Many were moved from the Glen Burnie facility to UMMS hospitals in downtown Baltimore or Towson.
Weeks later, when the situation in Anne Arundel stabilized and Prince George’s County experienced a spike, UMMS moved patients from its Cheverly facility to the Baltimore-Washington Medical Center.
“For us as a health system, the way we’ve approached this entire challenge is to try and leverage the size and scale of our system and maintain the high quality of care as well as recognizing the challenges that come,” Suntha said.
Hogan also announced that Maryland has contracted with the Chicago-based National Opinion Research Center to conduct contact tracing of COVID-positive persons.
The governor has said that contact tracing and adequate testing capabilities are essential before he can ease restrictions on social interaction and business activity.
The heath care administrators who briefed the General Assembly backed Hogan’s insistence that hospitalization rates must decline for two weeks before reopening of the economy can be done safely.
“The number we have used is a consecutive 14-day decline in the number of hospitalizations and the numbers of ICU admissions,” said Dr.
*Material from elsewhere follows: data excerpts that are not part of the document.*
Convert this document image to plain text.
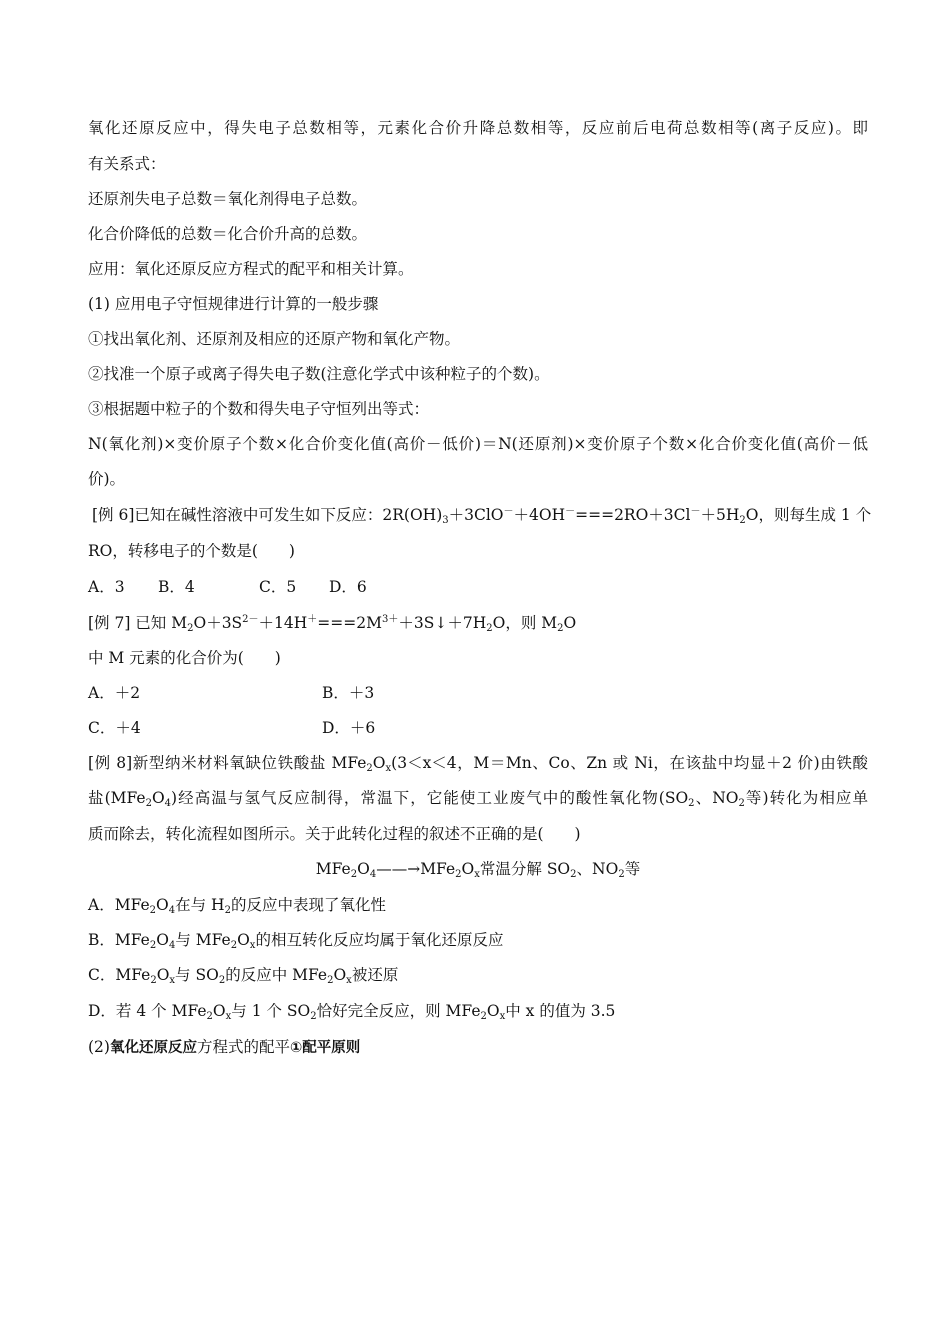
氧化还原反应中，得失电子总数相等，元素化合价升降总数相等，反应前后电荷总数相等(离子反应)。即
有关系式：
还原剂失电子总数＝氧化剂得电子总数。
化合价降低的总数＝化合价升高的总数。
应用：氧化还原反应方程式的配平和相关计算。
(1) 应用电子守恒规律进行计算的一般步骤
①找出氧化剂、还原剂及相应的还原产物和氧化产物。
②找准一个原子或离子得失电子数(注意化学式中该种粒子的个数)。
③根据题中粒子的个数和得失电子守恒列出等式：
N(氧化剂)×变价原子个数×化合价变化值(高价－低价)＝N(还原剂)×变价原子个数×化合价变化值(高价－低
价)。
[例 6]已知在碱性溶液中可发生如下反应：$2R(OH)_3+3ClO^-+4OH^-===2RO+3Cl^-+5H_2O$，则每生成 1 个
RO，转移电子的个数是(　　)
A．3 B．4	C．5 D．6
[例 7] 已知 $M_2O+3S^{2-}+14H^+===2M^{3+}+3S↓+7H_2O$，则 $M_2O$
中 M 元素的化合价为(　　)
A．＋2	B．＋3
C．＋4	D．＋6
[例 8]新型纳米材料氧缺位铁酸盐 $MFe_2O_x(3<x<4$，M＝Mn、Co、Zn 或 Ni，在该盐中均显＋2 价)由铁酸
盐$(MFe_2O_4)$经高温与氢气反应制得，常温下，它能使工业废气中的酸性氧化物($SO_2$、$NO_2$等)转化为相应单
质而除去，转化流程如图所示。关于此转化过程的叙述不正确的是(　　)
$MFe_2O_4——\to MFe_2O_x$常温分解 $SO_2$、$NO_2$等
A．$MFe_2O_4$在与 $H_2$的反应中表现了氧化性
B．$MFe_2O_4$与 $MFe_2O_x$的相互转化反应均属于氧化还原反应
C．$MFe_2O_x$与 $SO_2$的反应中 $MFe_2O_x$被还原
D．若 4 个 $MFe_2O_x$与 1 个 $SO_2$恰好完全反应，则 $MFe_2O_x$中 x 的值为 3.5
(2)氧化还原反应方程式的配平①配平原则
Stephen R.T. Evans, the chief medical officer of MedStar Health. “We need a sustained 14-day decline to actually talk about opening up the state.”
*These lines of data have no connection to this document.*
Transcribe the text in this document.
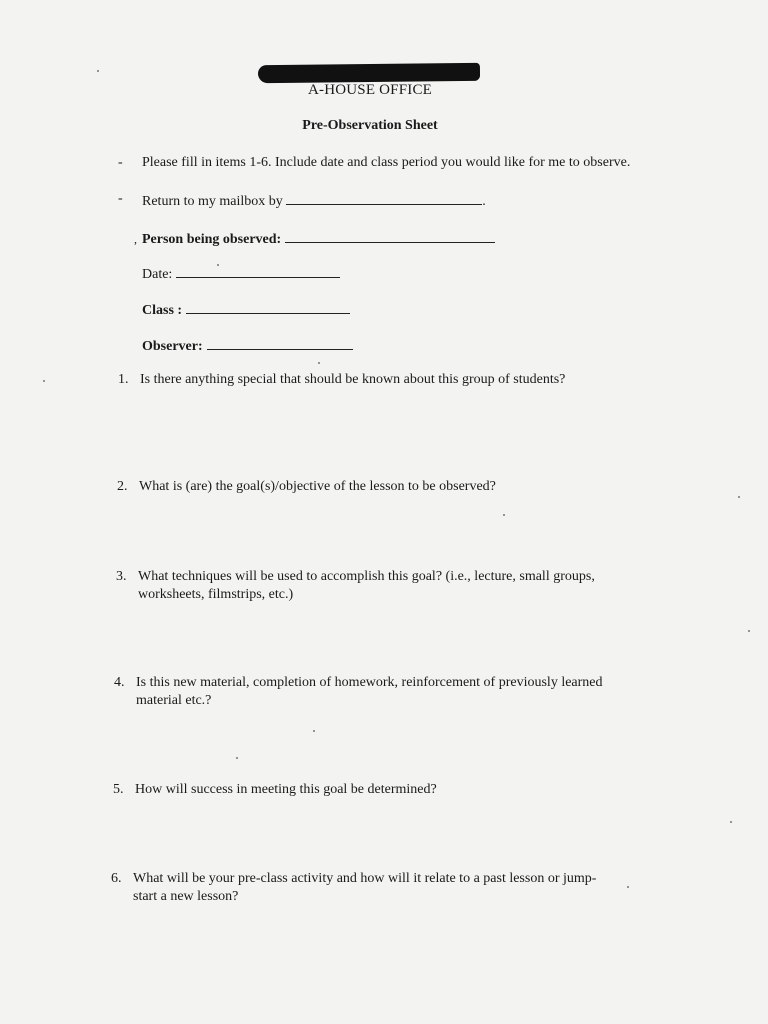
A-HOUSE OFFICE
Pre-Observation Sheet
- Please fill in items 1-6. Include date and class period you would like for me to observe.
- Return to my mailbox by	.
, Person being observed:
Date:
Class :
Observer:
1. Is there anything special that should be known about this group of students?
2. What is (are) the goal(s)/objective of the lesson to be observed?
3. What techniques will be used to accomplish this goal? (i.e., lecture, small groups, worksheets, filmstrips, etc.)
4. Is this new material, completion of homework, reinforcement of previously learned material etc.?
5. How will success in meeting this goal be determined?
6. What will be your pre-class activity and how will it relate to a past lesson or jump-start a new lesson?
Evans called the state’s acquisition of kits capable of conducting half a million COVID-19 tests from South Korea a significant advance, but he said more testing will be needed over the long term.
“All of us are desperately waiting for the big commercial players to put up large, big platforms that would do rapid testing that are highly efficient and really fast,” he told lawmakers. “We’re going to need, at the state level, to have the ability to do rapid testing.”
With 27% of the state’s known cases and 24% of the confirmed deaths, Prince George’s County is the epicenter of Maryland’s coronavirus outbreak.
Alsobrooks lamented that men are dying at a higher rate than women. She said that in some cases COVID-19-infected men whose symptoms worsen are waiting too long to call for help.
“We’re very concerned that men have been waiting,” she said. “If you’re having symptoms, do not wait. We were so distressed to learn that at least a couple of our residents died at home last week because they waited too late to seek medical treatment.”
Alsobrooks said residents who cannot speak because of their illness can text 911 and emergency personnel will respond. However, texting to 911 is available in many, but not all, Maryland counties.